Bright Stars MDMA Synthesis Crystallization Step

Hi everyone!

First time poster here!
I'm looking for someone who has done the last step of the synthesis before, and wondering what the proportions of MDMA oil/Xylene+IPA is. A friend of mine has gotten some MDMA oil and now wants me to crystallize it. I've got everything prepped for it, although I would love to know the proportions so that I dont use too little or too much of it.

Any more tip would be appreciated as this is the first time for me crystallizing MDMA oil!

 

The most important thing is to dry the IPA and Xylene with magnesium sulfate five or six times and use very concentrated hydrochloric acid, any excess water will trap the precipitant. Mix them at a ratio of 1:1.5 That's 1 part IPA to 1.5 parts of Xylene.

Without knowing how much MDP2P was reduced I can't give an exact volume for the proton transfer solution.

An approximation is for every 50g of MDP2P use 250ml of the IPA/Xylene.

The thing about this kind of titration is trying to hit the 5-6 pH with such conc. HCl is like a street sign on the freeway, by to time you see it you've gone past. So take it easy when dripping in the acid, keep checking the pH and soon as it hits the low 7's just let it sit for 5 minutes then test it again. If it hasn't dropped put another drop or two in and let it sit again. Just keep going like this until you see the 6 come up on the meter then stop.

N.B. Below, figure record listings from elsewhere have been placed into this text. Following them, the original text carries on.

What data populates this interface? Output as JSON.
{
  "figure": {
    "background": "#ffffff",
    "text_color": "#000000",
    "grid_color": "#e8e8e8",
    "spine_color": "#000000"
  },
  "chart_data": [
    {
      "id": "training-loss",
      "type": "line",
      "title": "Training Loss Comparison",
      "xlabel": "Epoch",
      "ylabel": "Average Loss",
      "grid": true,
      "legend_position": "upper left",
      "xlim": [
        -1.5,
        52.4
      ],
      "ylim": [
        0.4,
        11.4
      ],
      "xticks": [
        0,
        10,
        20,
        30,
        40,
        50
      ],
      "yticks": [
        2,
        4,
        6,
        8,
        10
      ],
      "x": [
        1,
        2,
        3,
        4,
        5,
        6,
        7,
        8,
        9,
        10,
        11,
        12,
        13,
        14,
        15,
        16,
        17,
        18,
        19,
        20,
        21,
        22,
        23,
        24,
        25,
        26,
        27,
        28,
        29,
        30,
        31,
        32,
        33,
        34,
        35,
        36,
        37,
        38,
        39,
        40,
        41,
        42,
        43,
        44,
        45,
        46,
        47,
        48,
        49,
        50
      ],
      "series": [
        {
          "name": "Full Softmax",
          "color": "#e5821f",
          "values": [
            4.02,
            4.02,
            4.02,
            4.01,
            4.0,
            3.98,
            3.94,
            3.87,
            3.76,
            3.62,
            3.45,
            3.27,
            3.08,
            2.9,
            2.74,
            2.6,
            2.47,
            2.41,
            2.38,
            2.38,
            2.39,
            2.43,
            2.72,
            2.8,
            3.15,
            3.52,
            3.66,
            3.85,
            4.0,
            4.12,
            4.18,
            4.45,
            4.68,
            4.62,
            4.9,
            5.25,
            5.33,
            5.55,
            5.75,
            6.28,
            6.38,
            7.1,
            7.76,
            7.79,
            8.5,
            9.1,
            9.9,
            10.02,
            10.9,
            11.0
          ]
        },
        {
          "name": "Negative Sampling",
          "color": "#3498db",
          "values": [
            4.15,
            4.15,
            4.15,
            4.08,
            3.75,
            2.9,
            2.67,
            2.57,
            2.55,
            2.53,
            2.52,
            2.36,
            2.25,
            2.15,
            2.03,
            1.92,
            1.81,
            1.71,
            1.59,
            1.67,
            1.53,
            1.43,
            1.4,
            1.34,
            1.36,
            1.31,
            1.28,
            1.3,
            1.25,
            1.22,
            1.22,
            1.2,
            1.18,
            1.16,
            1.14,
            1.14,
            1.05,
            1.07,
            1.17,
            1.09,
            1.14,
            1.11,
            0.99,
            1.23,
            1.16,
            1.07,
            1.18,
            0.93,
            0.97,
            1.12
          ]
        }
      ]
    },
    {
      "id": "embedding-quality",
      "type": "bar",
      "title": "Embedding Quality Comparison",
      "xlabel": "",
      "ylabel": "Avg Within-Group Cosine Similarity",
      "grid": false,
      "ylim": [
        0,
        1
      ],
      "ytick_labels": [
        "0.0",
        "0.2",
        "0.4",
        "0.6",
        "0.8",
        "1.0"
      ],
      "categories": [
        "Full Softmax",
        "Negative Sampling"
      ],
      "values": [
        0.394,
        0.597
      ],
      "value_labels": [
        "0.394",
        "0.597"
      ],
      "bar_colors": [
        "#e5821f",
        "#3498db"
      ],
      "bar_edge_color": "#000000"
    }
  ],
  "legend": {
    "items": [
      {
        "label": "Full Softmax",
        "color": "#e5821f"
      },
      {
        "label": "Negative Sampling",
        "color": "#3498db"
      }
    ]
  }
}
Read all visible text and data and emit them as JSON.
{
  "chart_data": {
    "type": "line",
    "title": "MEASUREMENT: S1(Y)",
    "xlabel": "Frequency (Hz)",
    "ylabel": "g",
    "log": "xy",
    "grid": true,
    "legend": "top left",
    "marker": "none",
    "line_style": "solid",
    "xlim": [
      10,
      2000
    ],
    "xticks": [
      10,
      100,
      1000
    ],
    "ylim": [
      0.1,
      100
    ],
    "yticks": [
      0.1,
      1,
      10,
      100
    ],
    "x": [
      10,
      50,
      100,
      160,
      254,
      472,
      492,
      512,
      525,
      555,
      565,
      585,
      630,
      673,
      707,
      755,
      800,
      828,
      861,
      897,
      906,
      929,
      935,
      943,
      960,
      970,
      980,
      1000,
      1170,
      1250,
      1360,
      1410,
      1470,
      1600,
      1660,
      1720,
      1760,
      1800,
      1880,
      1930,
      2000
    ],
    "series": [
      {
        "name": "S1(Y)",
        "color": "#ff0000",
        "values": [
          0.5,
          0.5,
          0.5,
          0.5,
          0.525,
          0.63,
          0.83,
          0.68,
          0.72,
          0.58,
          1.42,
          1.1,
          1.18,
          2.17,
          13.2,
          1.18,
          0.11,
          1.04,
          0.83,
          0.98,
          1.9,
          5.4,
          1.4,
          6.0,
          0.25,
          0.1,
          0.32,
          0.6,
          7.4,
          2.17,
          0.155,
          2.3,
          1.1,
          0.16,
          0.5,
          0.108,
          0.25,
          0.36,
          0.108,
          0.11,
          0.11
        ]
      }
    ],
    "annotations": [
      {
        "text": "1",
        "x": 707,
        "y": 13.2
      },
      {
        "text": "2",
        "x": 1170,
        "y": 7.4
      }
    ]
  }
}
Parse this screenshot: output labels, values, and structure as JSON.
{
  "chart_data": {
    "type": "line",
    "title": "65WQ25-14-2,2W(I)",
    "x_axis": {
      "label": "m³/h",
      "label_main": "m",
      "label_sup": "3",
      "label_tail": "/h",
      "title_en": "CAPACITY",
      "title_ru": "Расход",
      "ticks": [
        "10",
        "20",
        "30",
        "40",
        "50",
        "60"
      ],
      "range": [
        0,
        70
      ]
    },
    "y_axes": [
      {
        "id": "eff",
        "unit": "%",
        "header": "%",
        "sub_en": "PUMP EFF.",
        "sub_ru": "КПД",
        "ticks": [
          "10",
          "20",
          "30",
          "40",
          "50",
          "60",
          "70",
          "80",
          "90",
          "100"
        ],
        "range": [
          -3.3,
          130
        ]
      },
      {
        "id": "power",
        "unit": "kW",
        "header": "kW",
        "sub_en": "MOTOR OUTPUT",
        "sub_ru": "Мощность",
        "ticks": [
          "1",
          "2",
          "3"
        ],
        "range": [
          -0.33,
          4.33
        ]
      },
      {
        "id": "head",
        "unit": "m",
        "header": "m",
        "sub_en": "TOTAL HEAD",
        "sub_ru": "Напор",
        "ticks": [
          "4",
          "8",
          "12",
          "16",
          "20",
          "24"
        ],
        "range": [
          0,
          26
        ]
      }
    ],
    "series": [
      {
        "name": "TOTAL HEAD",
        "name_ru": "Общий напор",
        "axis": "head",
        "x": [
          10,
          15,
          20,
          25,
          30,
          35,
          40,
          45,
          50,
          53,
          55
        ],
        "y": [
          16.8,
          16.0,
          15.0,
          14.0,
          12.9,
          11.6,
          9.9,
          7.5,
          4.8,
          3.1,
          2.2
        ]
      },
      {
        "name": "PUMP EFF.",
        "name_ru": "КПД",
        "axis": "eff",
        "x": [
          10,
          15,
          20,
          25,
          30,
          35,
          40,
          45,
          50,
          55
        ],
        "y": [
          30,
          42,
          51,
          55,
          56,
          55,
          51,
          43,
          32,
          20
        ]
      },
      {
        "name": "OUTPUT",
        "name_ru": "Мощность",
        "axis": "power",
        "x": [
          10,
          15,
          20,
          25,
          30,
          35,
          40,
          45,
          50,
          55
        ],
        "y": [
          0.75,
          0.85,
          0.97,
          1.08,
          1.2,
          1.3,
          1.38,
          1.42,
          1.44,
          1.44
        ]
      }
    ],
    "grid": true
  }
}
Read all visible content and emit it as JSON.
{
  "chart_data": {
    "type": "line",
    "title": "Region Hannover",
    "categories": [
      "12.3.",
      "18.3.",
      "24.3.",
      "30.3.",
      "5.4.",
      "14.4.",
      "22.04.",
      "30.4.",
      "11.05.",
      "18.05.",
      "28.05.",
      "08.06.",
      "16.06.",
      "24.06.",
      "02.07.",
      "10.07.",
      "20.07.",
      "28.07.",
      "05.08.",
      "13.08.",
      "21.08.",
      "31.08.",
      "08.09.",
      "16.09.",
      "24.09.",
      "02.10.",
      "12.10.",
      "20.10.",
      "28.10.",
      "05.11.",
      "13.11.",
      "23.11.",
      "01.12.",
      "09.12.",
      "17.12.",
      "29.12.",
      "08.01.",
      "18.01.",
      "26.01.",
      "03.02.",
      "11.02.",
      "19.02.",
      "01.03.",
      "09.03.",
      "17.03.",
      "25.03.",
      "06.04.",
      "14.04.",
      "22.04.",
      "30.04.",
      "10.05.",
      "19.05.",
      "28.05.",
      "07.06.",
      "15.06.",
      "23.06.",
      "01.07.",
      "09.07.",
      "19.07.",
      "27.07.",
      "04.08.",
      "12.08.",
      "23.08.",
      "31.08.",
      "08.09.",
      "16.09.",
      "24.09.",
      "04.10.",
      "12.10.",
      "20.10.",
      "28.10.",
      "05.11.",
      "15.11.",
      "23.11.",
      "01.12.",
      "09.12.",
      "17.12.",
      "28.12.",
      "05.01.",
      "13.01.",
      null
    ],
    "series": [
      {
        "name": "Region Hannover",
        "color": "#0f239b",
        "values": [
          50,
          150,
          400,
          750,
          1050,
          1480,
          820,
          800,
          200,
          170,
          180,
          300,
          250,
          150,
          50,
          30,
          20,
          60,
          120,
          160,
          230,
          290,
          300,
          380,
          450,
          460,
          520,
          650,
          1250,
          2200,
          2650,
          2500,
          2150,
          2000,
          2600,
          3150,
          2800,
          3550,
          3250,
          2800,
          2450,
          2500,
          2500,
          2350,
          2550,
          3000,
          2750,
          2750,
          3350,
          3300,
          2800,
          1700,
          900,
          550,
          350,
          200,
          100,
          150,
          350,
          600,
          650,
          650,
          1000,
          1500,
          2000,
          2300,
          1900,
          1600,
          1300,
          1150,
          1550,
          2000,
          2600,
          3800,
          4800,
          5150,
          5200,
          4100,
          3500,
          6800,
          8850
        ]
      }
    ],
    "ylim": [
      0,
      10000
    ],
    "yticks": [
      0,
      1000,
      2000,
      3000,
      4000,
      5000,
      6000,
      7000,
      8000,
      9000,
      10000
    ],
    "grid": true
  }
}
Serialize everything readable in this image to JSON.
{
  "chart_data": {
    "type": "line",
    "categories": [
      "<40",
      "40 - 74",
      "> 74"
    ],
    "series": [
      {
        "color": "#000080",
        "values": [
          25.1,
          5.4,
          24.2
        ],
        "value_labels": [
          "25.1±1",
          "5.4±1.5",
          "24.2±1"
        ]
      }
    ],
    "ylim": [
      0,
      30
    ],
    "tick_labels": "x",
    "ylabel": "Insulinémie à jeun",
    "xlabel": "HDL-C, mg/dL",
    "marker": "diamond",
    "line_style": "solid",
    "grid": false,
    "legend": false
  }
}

Set the temperature of the water bath between 60 and 70°C for the vacuum distillation then slowly increase the vacuum until condensate can be seen in the receiving flask. Using a water bath is a safety measure to stop any runaway overheating, if the water boils you know somethings up and 100°C is still within margins. 120°C is the upper limit.


You know it can be just gassed out of the Xylene?

 

so ammonium nitrate and sodium hydroxide in a flask with hose connector could be used as the gas bottle and hit the xylene and the MDMA HCl will precipiated out which could be collected on filter paper?